Now I was getting upset. I had hoped to go for a late afternoon coffee break after biking through a more hilly area with its challenges. I recalled the location of a neat coffee shop just a few minute drive off the beaten path. My commitment was to follow city regulations that required me to wear a mask whenever I entered an eating establishment. Frantically I searched the garbage can where I had tossed out my disposable cup and napkin. Nothing!

Eventually I decided not to allow this unanticipated annoyance take over. Soon I was on my way, enjoying the leisurely bike-pedalling, high above the bank of the waterway. The 3.84 square kilometre reservoir had been created by the construction of a dam on the meandering mountain-fed Elbow River. Completed in 1933 it continues to serve as a primary source of drinking water for the growing city of Calgary, and it controls flooding. In more recent years it has also become a treasured recreational park that I was now enjoying.

After a good half hour I decided to make a short detour that would take me over the Glenmore Trail thoroughfare, just where it spans the narrow section of the reservoir. Stopping at the middle of the overpass, I was amazed to see hundreds upon hundreds of cars and trucks whisking under me in rapid succession. The pace of life at this underpass with 160,000 vehicles per day whizzing by, a stark contrast to that of a leisurely bike ride, reminded me again of our speed-driven society. 

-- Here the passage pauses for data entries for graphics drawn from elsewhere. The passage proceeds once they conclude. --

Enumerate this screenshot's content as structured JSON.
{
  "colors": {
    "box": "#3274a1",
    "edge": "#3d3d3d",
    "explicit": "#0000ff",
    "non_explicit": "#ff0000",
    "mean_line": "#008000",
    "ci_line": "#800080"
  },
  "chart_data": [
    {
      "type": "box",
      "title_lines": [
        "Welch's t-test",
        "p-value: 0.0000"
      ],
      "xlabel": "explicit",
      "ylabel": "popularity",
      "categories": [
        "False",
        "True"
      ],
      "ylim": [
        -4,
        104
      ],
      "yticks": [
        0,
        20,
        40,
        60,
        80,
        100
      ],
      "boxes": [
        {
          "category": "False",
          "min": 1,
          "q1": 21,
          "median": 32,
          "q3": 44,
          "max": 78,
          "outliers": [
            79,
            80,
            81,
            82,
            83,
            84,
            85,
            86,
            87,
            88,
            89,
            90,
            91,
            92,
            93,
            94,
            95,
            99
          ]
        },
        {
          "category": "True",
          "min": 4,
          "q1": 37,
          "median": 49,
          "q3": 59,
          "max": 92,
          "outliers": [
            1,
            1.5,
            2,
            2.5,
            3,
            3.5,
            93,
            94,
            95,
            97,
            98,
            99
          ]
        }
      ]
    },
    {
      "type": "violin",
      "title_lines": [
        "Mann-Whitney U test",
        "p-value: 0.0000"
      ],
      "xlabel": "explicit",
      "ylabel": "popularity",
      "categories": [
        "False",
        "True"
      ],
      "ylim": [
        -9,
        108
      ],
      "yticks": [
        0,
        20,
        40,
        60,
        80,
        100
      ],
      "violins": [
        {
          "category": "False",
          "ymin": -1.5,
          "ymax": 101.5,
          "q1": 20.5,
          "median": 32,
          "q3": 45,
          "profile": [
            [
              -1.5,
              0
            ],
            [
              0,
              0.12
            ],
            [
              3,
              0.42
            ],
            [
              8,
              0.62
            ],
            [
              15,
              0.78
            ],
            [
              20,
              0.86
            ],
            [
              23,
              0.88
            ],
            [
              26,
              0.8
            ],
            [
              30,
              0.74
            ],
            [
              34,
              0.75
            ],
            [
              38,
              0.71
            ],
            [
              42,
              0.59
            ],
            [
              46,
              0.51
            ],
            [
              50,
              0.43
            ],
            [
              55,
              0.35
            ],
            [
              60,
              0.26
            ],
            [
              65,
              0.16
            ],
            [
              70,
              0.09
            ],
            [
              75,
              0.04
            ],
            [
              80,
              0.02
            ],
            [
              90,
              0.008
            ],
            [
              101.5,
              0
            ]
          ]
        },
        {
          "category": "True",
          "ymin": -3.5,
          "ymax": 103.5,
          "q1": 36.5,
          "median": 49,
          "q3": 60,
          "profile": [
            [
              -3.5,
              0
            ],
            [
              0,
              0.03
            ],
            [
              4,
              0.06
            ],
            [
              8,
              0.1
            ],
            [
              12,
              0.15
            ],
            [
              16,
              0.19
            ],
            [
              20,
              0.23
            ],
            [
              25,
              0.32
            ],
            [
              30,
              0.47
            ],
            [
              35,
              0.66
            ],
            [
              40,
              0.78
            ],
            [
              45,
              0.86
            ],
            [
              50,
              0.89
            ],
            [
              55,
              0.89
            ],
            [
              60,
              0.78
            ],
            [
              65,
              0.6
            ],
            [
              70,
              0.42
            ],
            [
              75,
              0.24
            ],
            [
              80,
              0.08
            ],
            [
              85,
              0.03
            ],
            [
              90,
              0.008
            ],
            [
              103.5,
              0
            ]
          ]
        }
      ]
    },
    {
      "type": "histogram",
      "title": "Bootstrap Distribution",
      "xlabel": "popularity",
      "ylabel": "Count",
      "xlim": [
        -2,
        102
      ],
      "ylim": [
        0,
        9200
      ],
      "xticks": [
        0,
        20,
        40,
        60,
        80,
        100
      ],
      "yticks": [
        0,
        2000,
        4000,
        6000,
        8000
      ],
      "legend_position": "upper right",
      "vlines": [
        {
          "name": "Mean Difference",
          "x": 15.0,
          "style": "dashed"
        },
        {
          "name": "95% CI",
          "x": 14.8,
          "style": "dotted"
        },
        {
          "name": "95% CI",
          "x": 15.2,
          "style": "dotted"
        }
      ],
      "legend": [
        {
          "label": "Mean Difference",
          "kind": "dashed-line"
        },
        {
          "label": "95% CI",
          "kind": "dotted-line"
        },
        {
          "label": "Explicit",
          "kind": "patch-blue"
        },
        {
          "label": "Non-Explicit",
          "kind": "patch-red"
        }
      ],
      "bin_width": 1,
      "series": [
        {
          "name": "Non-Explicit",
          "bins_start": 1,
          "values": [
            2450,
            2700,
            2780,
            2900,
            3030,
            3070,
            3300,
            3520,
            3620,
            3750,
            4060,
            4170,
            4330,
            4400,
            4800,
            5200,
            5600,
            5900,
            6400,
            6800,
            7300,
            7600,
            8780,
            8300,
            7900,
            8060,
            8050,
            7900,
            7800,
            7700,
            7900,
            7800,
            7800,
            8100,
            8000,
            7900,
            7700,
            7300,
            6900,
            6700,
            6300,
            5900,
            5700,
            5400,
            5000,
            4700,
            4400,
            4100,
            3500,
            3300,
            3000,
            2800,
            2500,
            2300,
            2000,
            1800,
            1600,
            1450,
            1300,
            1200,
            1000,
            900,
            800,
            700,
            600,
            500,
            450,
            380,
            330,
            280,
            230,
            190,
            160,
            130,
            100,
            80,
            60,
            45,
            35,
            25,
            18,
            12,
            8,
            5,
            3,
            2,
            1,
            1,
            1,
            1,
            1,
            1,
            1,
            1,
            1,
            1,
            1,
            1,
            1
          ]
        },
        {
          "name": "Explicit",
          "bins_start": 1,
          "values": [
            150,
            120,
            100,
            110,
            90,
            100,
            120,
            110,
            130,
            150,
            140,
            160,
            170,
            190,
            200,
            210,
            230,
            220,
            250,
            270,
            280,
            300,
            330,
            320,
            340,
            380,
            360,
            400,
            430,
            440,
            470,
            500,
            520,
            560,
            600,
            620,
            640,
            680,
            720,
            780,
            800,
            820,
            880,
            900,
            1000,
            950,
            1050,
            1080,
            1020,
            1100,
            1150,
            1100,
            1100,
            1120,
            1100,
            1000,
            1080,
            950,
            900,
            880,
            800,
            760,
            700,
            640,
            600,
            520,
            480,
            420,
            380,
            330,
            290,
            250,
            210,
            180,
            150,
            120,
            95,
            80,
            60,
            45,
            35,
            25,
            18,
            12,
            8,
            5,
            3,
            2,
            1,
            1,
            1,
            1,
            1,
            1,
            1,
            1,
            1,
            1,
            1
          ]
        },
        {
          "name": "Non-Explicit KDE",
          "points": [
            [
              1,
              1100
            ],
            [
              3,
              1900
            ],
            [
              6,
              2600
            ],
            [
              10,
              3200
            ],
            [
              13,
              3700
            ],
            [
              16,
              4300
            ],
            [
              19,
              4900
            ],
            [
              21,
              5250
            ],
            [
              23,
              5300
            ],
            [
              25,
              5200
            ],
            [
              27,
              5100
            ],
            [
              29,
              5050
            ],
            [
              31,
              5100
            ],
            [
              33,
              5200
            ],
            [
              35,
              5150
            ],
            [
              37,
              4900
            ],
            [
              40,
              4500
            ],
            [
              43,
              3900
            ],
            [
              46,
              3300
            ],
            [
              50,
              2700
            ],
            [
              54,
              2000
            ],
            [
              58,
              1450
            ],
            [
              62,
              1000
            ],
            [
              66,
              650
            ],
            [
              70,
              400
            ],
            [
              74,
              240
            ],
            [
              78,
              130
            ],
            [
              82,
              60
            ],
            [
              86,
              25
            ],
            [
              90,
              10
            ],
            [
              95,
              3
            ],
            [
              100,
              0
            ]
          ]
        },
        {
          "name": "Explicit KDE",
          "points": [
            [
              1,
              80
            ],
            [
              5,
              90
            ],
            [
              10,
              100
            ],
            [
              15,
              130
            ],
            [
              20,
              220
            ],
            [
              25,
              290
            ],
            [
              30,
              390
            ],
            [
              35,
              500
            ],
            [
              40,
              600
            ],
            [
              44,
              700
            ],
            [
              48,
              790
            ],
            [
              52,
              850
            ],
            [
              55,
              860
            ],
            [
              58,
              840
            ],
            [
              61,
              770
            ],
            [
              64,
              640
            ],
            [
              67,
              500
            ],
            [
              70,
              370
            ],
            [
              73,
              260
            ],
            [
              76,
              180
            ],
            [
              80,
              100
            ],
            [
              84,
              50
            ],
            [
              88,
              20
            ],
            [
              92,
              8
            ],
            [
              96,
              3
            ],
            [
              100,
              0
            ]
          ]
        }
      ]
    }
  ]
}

“I’ll take a quick photo of this busy scene, one that I don’t even notice when I’m in the car, maneuvering 4 lanes of traffic each way – and I’ll send it to Doreen (my wife) to give her a glimpse of my day. And why don’t I take a selfie to show her how much I’m part of the scene? 

With the roar of all the vehicles my camera clicked automatically to my voice-activated call to “Smile”.

“Did I get a good picture? Let’s see.” 

“O my goodness!” I began to smile, almost looking around to see if I could share my discovery – or could I say, my blunder.

There, neatly furrowed under my chin was the missing mask.

In addition to the humour of the whole thing, the rest of my journey that day took on a surprising contemplative metaphor that had so vividly been placed before me. Am I safely tucking away my small and big foibles, even forgetting about them? What do I think I am successfully hiding, while it’s in full view and may so easily be detected by others? What do I need to unmask in my life? Maybe a few more selfies could be a good and revealing thing.